Christina Yao at Stride Gallery, Calgary
By Levin Ifko

Christina Yao, Real to Me, 2025, installation view (courtesy: the artist and Stride Gallery)
Christina Yao has had an abundant photography practice in Calgary for several years now. Local gallery-goers have come to recognize her images from the array of familiar faces she features to the distinctly colourful clothing and environments they are situated in. I’ve been aware of her work for a while, having seen her in exhibitions at the Alberta University of the Arts, at Contemporary Calgary, and as part of the EXPOSURE Photography Festival. Whenever I come across her installations, I find myself magnetically drawn into the relationships between the people depicted in her portraits. Oftentimes, this involves two figures in a domestic space, engaging with each other in a timid or even awkward way – as if they are attempting to understand each other and can’t quite figure out how.

Christina Yao, Real to Me, 2025, installation view (courtesy: the artist and Stride Gallery)
In Real to Me, Yao’s solo exhibition currently on at Stride Gallery, there is a range of this compelling photography on display. I actually recognize some of the photos from previous exhibitions, yet in this iteration the artist has experimented with her display mechanisms, showing her works printed on cotton and mylar, and integrating them into a heavily sculptural and installation-based exhibition. This sculptural-photography work is shown alongside wall-hanging images from the artist’s hometown in China, depicting indoor shops, back-rooms, kitchens, and domestic spaces. Filled with objects such as clothespins, laundry hangers, ribbons, and baskets, these images inspire this exhibition’s installation: Yao has chosen to use them as hanging mechanisms. The use of these objects compliments the narratives present in the photography. Relationships exist as a push and pull, a give and take, and a balancing act. They are all slightly precarious or uneasy relationships – such as the photograph draped over a plastic stool leaning on the gallery wall for support, or the translucent prints hanging only by a clothespin, warping and twisting slightly as I walk by.

Christina Yao, Real to Me, 2025, installation view (courtesy: the artist and Stride Gallery)
Yao is the first artist to showcase her work in Stride Gallery’s new space, and she is also the first to have an exhibition using the gallery’s new programming model. Stride now hosts twelve-week residencies in their in-house studio space, where each artist spends time making work that they then exhibit in the gallery following the end of their residency. It’s evident that Yao spent her time engaging with methods of display more specifically, bringing a new dimension to reflect upon when engaging with her work. This model is exciting, and through this exhibition I can see it demonstrating a broader need for similar programming that feels as relevant to emerging artists.
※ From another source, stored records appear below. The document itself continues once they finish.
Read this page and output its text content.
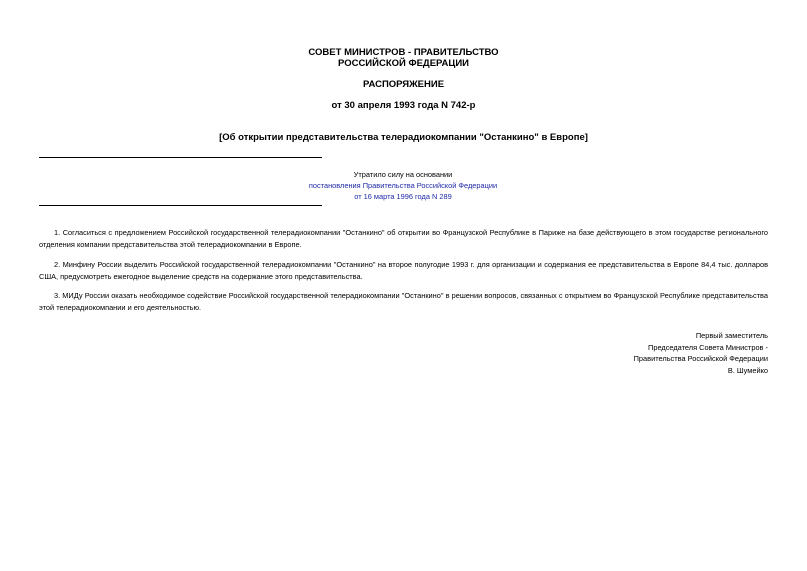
СОВЕТ МИНИСТРОВ - ПРАВИТЕЛЬСТВО
РОССИЙСКОЙ ФЕДЕРАЦИИ
РАСПОРЯЖЕНИЕ
от 30 апреля 1993 года N 742-р
[Об открытии представительства телерадиокомпании "Останкино" в Европе]
Утратило силу на основании
постановления Правительства Российской Федерации
от 16 марта 1996 года N 289

1. Согласиться с предложением Российской государственной телерадиокомпании "Останкино" об открытии во Французской Республике в Париже на базе действующего в этом государстве регионального отделения компании представительства этой телерадиокомпании в Европе.

2. Минфину России выделить Российской государственной телерадиокомпании "Останкино" на второе полугодие 1993 г. для организации и содержания ее представительства в Европе 84,4 тыс. долларов США, предусмотреть ежегодное выделение средств на содержание этого представительства.

3. МИДу России оказать необходимое содействие Российской государственной телерадиокомпании "Останкино" в решении вопросов, связанных с открытием во Французской Республике представительства этой телерадиокомпании и его деятельностью.

Первый заместитель
Председателя Совета Министров -
Правительства Российской Федерации
В. Шумейко
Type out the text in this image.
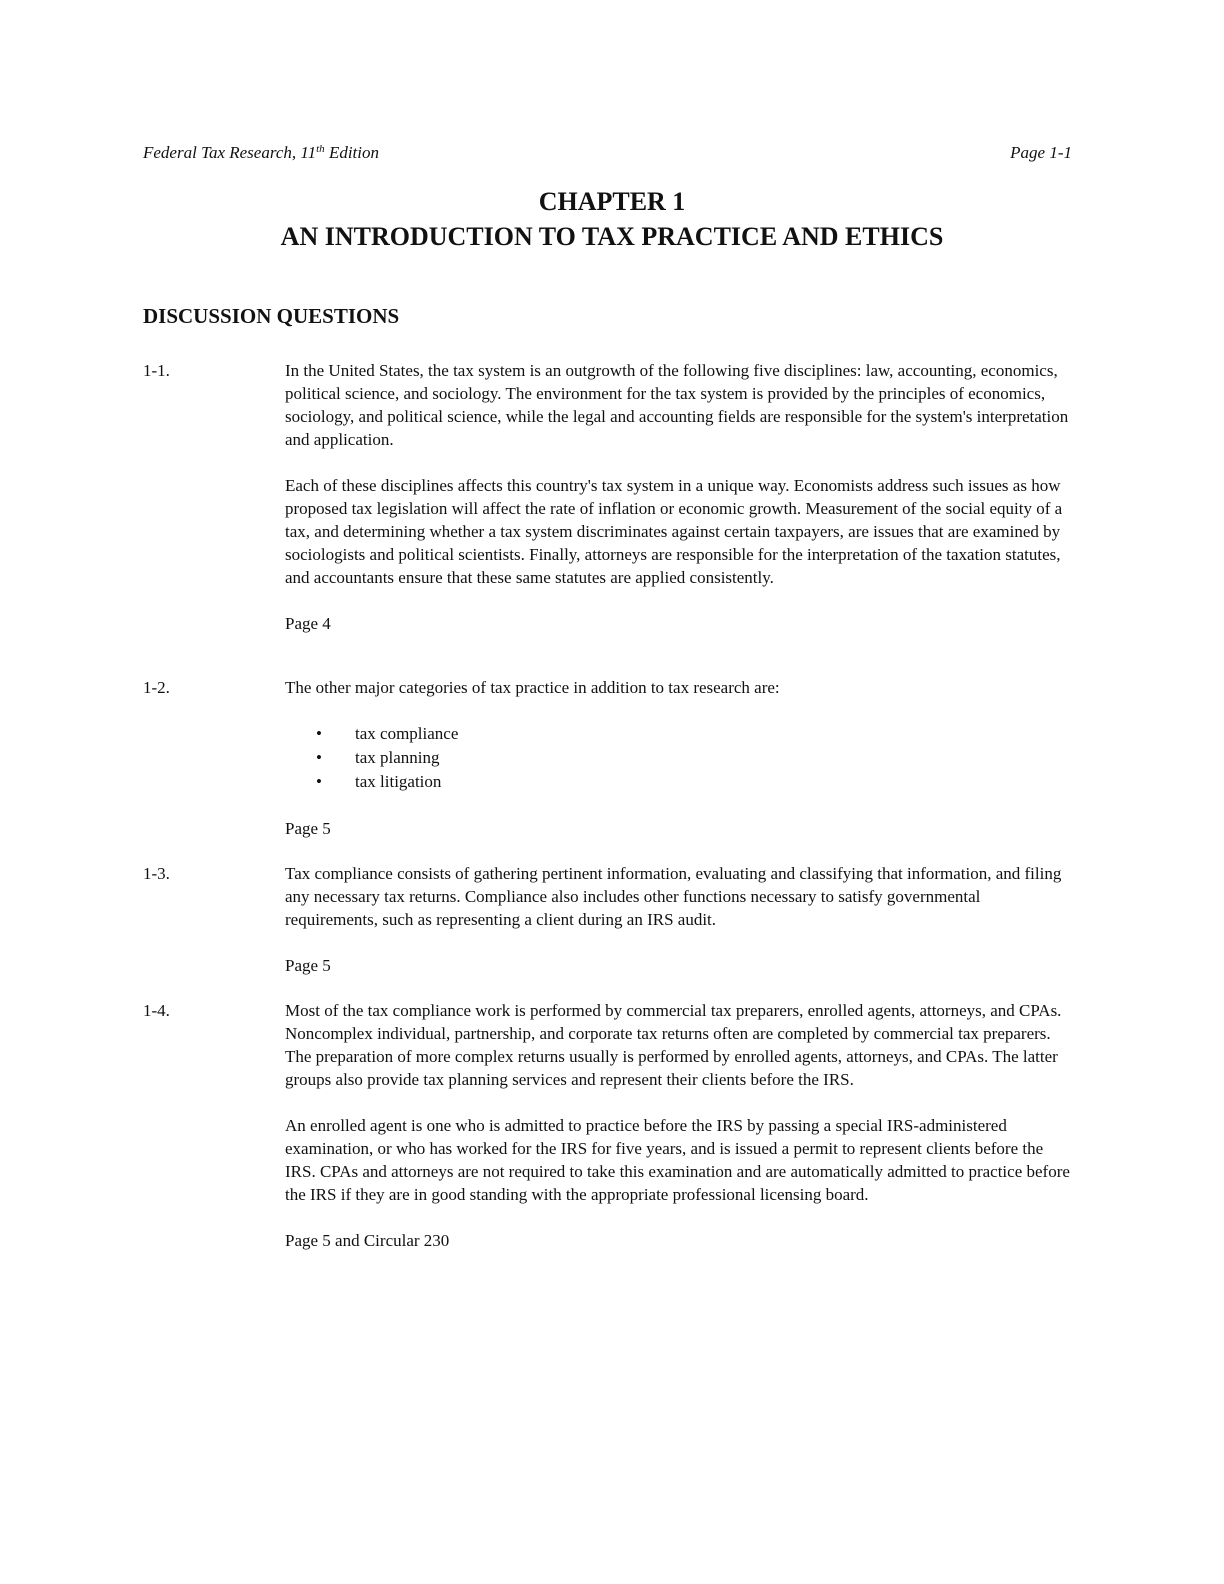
Federal Tax Research, 11th Edition	Page 1-1
CHAPTER 1
AN INTRODUCTION TO TAX PRACTICE AND ETHICS
DISCUSSION QUESTIONS
1-1.	In the United States, the tax system is an outgrowth of the following five disciplines: law, accounting, economics, political science, and sociology. The environment for the tax system is provided by the principles of economics, sociology, and political science, while the legal and accounting fields are responsible for the system's interpretation and application.

Each of these disciplines affects this country's tax system in a unique way. Economists address such issues as how proposed tax legislation will affect the rate of inflation or economic growth. Measurement of the social equity of a tax, and determining whether a tax system discriminates against certain taxpayers, are issues that are examined by sociologists and political scientists. Finally, attorneys are responsible for the interpretation of the taxation statutes, and accountants ensure that these same statutes are applied consistently.

Page 4

1-2.	The other major categories of tax practice in addition to tax research are:

• tax compliance
• tax planning
• tax litigation

Page 5

1-3.	Tax compliance consists of gathering pertinent information, evaluating and classifying that information, and filing any necessary tax returns. Compliance also includes other functions necessary to satisfy governmental requirements, such as representing a client during an IRS audit.

Page 5

1-4.	Most of the tax compliance work is performed by commercial tax preparers, enrolled agents, attorneys, and CPAs. Noncomplex individual, partnership, and corporate tax returns often are completed by commercial tax preparers. The preparation of more complex returns usually is performed by enrolled agents, attorneys, and CPAs. The latter groups also provide tax planning services and represent their clients before the IRS.

An enrolled agent is one who is admitted to practice before the IRS by passing a special IRS-administered examination, or who has worked for the IRS for five years, and is issued a permit to represent clients before the IRS. CPAs and attorneys are not required to take this examination and are automatically admitted to practice before the IRS if they are in good standing with the appropriate professional licensing board.

Page 5 and Circular 230
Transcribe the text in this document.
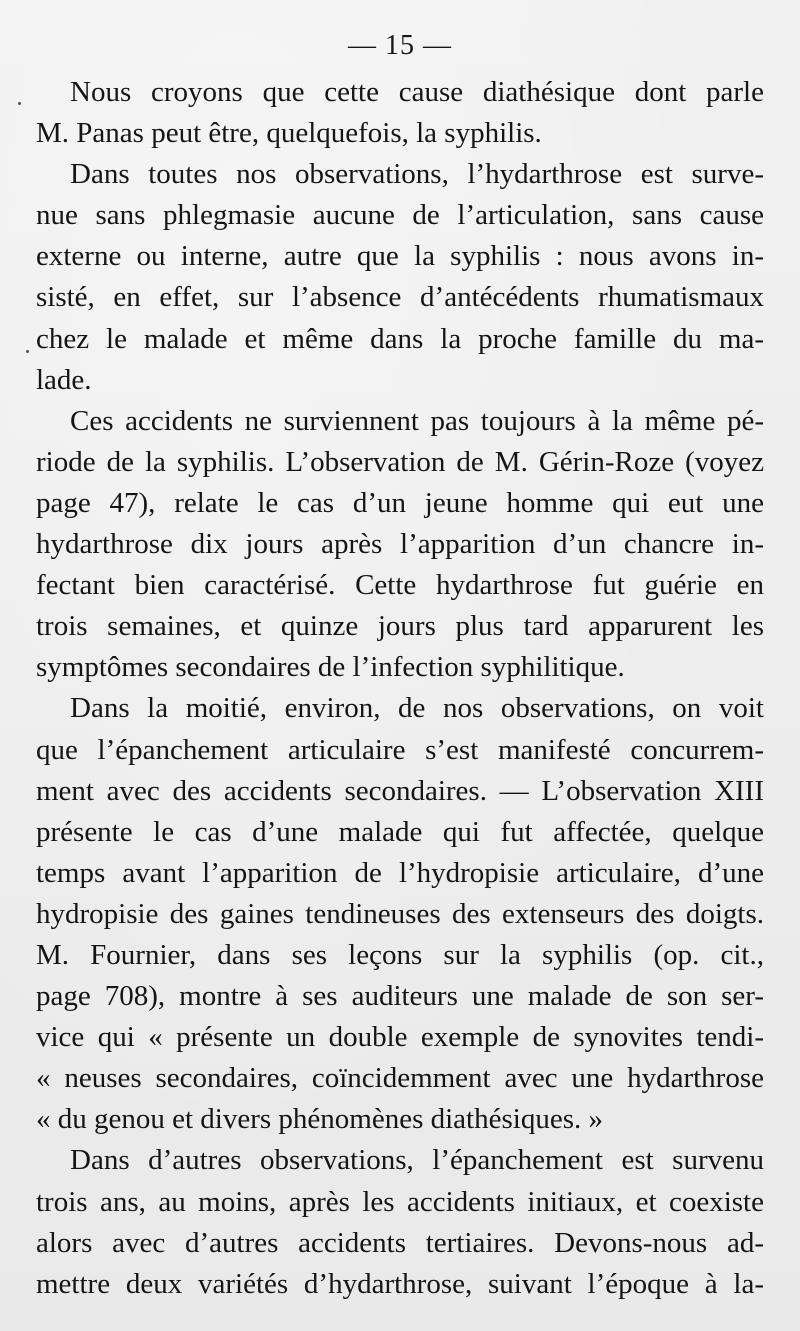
— 15 —
Nous croyons que cette cause diathésique dont parle
M. Panas peut être, quelquefois, la syphilis.
Dans toutes nos observations, l’hydarthrose est surve-
nue sans phlegmasie aucune de l’articulation, sans cause
externe ou interne, autre que la syphilis : nous avons in-
sisté, en effet, sur l’absence d’antécédents rhumatismaux
chez le malade et même dans la proche famille du ma-
lade.
Ces accidents ne surviennent pas toujours à la même pé-
riode de la syphilis. L’observation de M. Gérin-Roze (voyez
page 47), relate le cas d’un jeune homme qui eut une
hydarthrose dix jours après l’apparition d’un chancre in-
fectant bien caractérisé. Cette hydarthrose fut guérie en
trois semaines, et quinze jours plus tard apparurent les
symptômes secondaires de l’infection syphilitique.
Dans la moitié, environ, de nos observations, on voit
que l’épanchement articulaire s’est manifesté concurrem-
ment avec des accidents secondaires. — L’observation XIII
présente le cas d’une malade qui fut affectée, quelque
temps avant l’apparition de l’hydropisie articulaire, d’une
hydropisie des gaines tendineuses des extenseurs des doigts.
M. Fournier, dans ses leçons sur la syphilis (op. cit.,
page 708), montre à ses auditeurs une malade de son ser-
vice qui « présente un double exemple de synovites tendi-
« neuses secondaires, coïncidemment avec une hydarthrose
« du genou et divers phénomènes diathésiques. »
Dans d’autres observations, l’épanchement est survenu
trois ans, au moins, après les accidents initiaux, et coexiste
alors avec d’autres accidents tertiaires. Devons-nous ad-
mettre deux variétés d’hydarthrose, suivant l’époque à la-
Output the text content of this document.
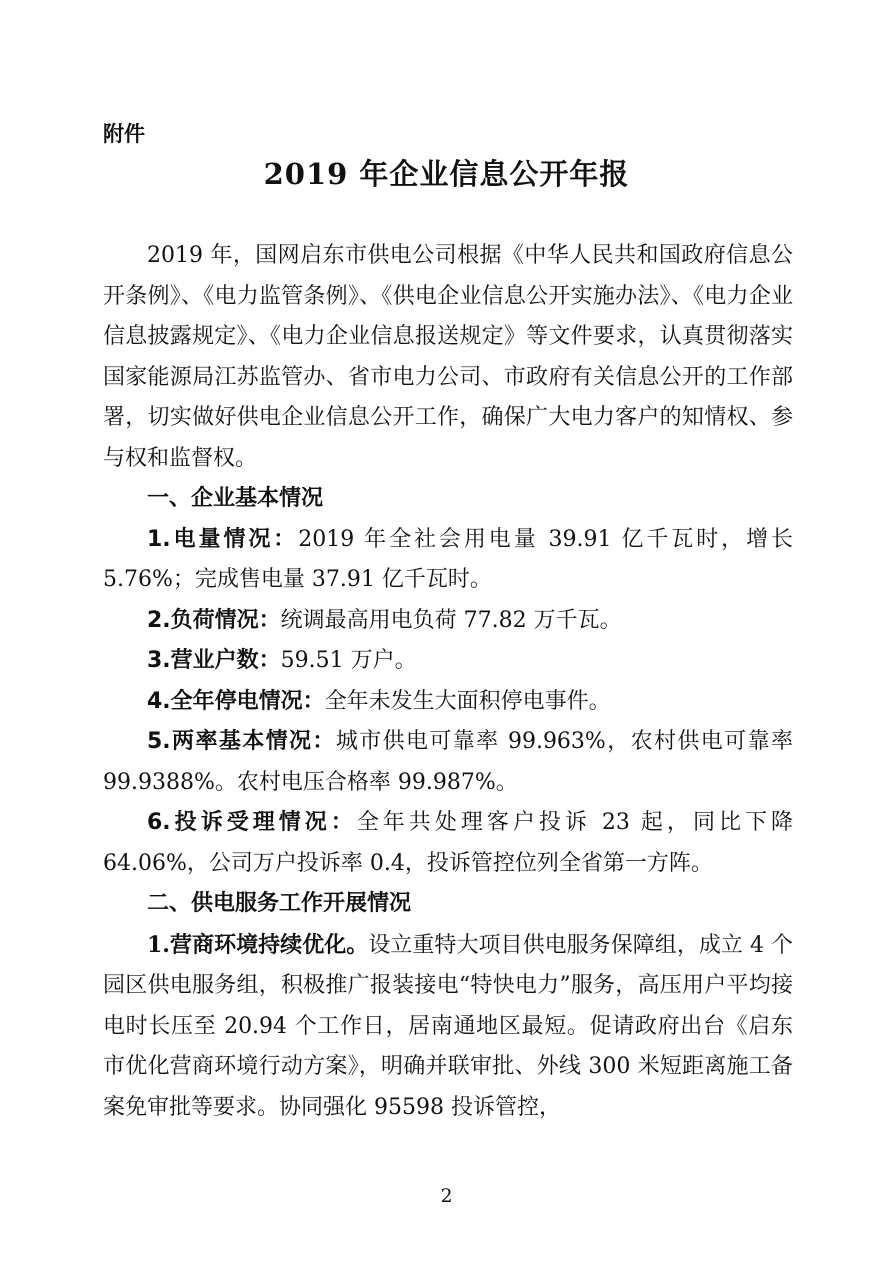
附件
2019 年企业信息公开年报

2019 年，国网启东市供电公司根据《中华人民共和国政府信息公开条例》、《电力监管条例》、《供电企业信息公开实施办法》、《电力企业信息披露规定》、《电力企业信息报送规定》等文件要求，认真贯彻落实国家能源局江苏监管办、省市电力公司、市政府有关信息公开的工作部署，切实做好供电企业信息公开工作，确保广大电力客户的知情权、参与权和监督权。

一、企业基本情况

1.电量情况：2019 年全社会用电量 39.91 亿千瓦时，增长 5.76%；完成售电量 37.91 亿千瓦时。

2.负荷情况：统调最高用电负荷 77.82 万千瓦。

3.营业户数：59.51 万户。

4.全年停电情况：全年未发生大面积停电事件。

5.两率基本情况：城市供电可靠率 99.963%，农村供电可靠率 99.9388%。农村电压合格率 99.987%。

6.投诉受理情况：全年共处理客户投诉 23 起，同比下降 64.06%，公司万户投诉率 0.4，投诉管控位列全省第一方阵。

二、供电服务工作开展情况

1.营商环境持续优化。设立重特大项目供电服务保障组，成立 4 个园区供电服务组，积极推广报装接电“特快电力”服务，高压用户平均接电时长压至 20.94 个工作日，居南通地区最短。促请政府出台《启东市优化营商环境行动方案》，明确并联审批、外线 300 米短距离施工备案免审批等要求。协同强化 95598 投诉管控，

2
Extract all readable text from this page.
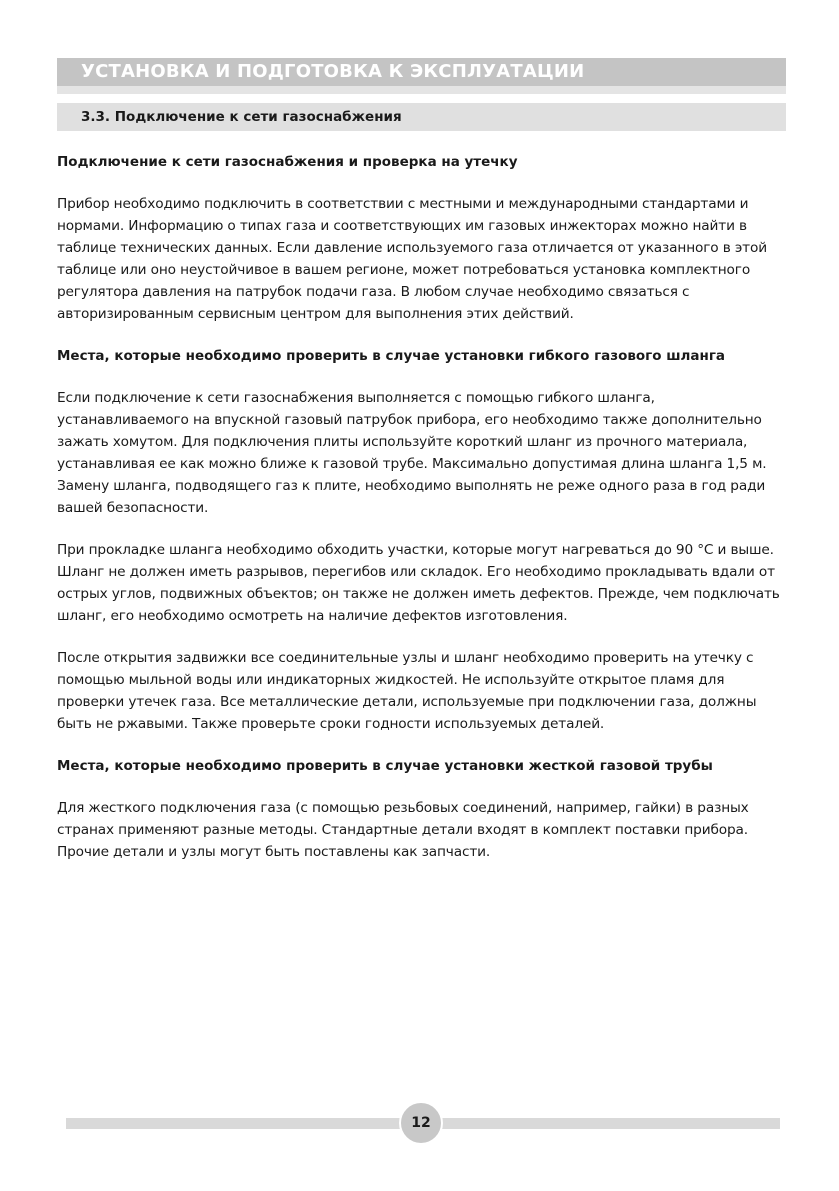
УСТАНОВКА И ПОДГОТОВКА К ЭКСПЛУАТАЦИИ
3.3. Подключение к сети газоснабжения
Подключение к сети газоснабжения и проверка на утечку
Прибор необходимо подключить в соответствии с местными и международными стандартами и нормами. Информацию о типах газа и соответствующих им газовых инжекторах можно найти в таблице технических данных. Если давление используемого газа отличается от указанного в этой таблице или оно неустойчивое в вашем регионе, может потребоваться установка комплектного регулятора давления на патрубок подачи газа. В любом случае необходимо связаться с авторизированным сервисным центром для выполнения этих действий.
Места, которые необходимо проверить в случае установки гибкого газового шланга
Если подключение к сети газоснабжения выполняется с помощью гибкого шланга, устанавливаемого на впускной газовый патрубок прибора, его необходимо также дополнительно зажать хомутом. Для подключения плиты используйте короткий шланг из прочного материала, устанавливая ее как можно ближе к газовой трубе. Максимально допустимая длина шланга 1,5 м. Замену шланга, подводящего газ к плите, необходимо выполнять не реже одного раза в год ради вашей безопасности.
При прокладке шланга необходимо обходить участки, которые могут нагреваться до 90 °С и выше. Шланг не должен иметь разрывов, перегибов или складок. Его необходимо прокладывать вдали от острых углов, подвижных объектов; он также не должен иметь дефектов. Прежде, чем подключать шланг, его необходимо осмотреть на наличие дефектов изготовления.
После открытия задвижки все соединительные узлы и шланг необходимо проверить на утечку с помощью мыльной воды или индикаторных жидкостей. Не используйте открытое пламя для проверки утечек газа. Все металлические детали, используемые при подключении газа, должны быть не ржавыми. Также проверьте сроки годности используемых деталей.
Места, которые необходимо проверить в случае установки жесткой газовой трубы
Для жесткого подключения газа (с помощью резьбовых соединений, например, гайки) в разных странах применяют разные методы. Стандартные детали входят в комплект поставки прибора. Прочие детали и узлы могут быть поставлены как запчасти.
12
Christina Yao, Real to Me, 2025, installation view (courtesy: the artist and Stride Gallery)
There are also two video works in the exhibition. The first is a short that Yao shot during a recent trip to China. It builds upon her interest in close human relationships that balance the performance of oneself with the desire for closeness and intimacy. This work in particular, featuring family members and loved ones, also mirrors the complex relationships that one may have with their culture and home. Another video features clips of Yao from her time as the artist-in-residence, where she engages in a back-and-forth connection process in real time. Through silent video footage of Yao walking outside, speaking to passersby, and bringing them into the gallery to be photographed together, I’m brought into the messy, awkward, and shifting process of attempting to represent ourselves. I love that Yao has taken the risk of bringing strangers into this work, where relationships between people are forged in real-time through a process of nervous laughter and bonding over what can be an anxious art of posing in front of a camera lens.

Christina Yao, Real to Me, 2025, installation view (courtesy: the artist and Stride Gallery)
At the core of Yao’s show is her exploration of photography as a medium for figuring out our way through relationship building, through each awkward ask and strained silence. But do silences have to be this way? Or does going through this process, and speaking about it openly, actually make us closer? Rather, do we have to interpret these messy silences as strenuous? And can we instead lean into the fact that these are what also makes relationships real? As I leave the gallery, I think about how much can be done through the act of trying to bring other people into your life. I believe that this process, demonstrated by Yao, acknowledges these awkward pauses, fearful asks, and silences that are a point of entry into deeply knowing others.
Christine Yao: Real to Me continues until June 20.
Stride Gallery: https://www.stride.ab.ca/
The gallery is accessible.
Levin Ifko is an interdisciplinary artist currently based in Mohkinstsis (Calgary). They will talk your ear off about music, queerness, and media art. Mostly, they believe that art is an opportunity to connect with ourselves and our communities.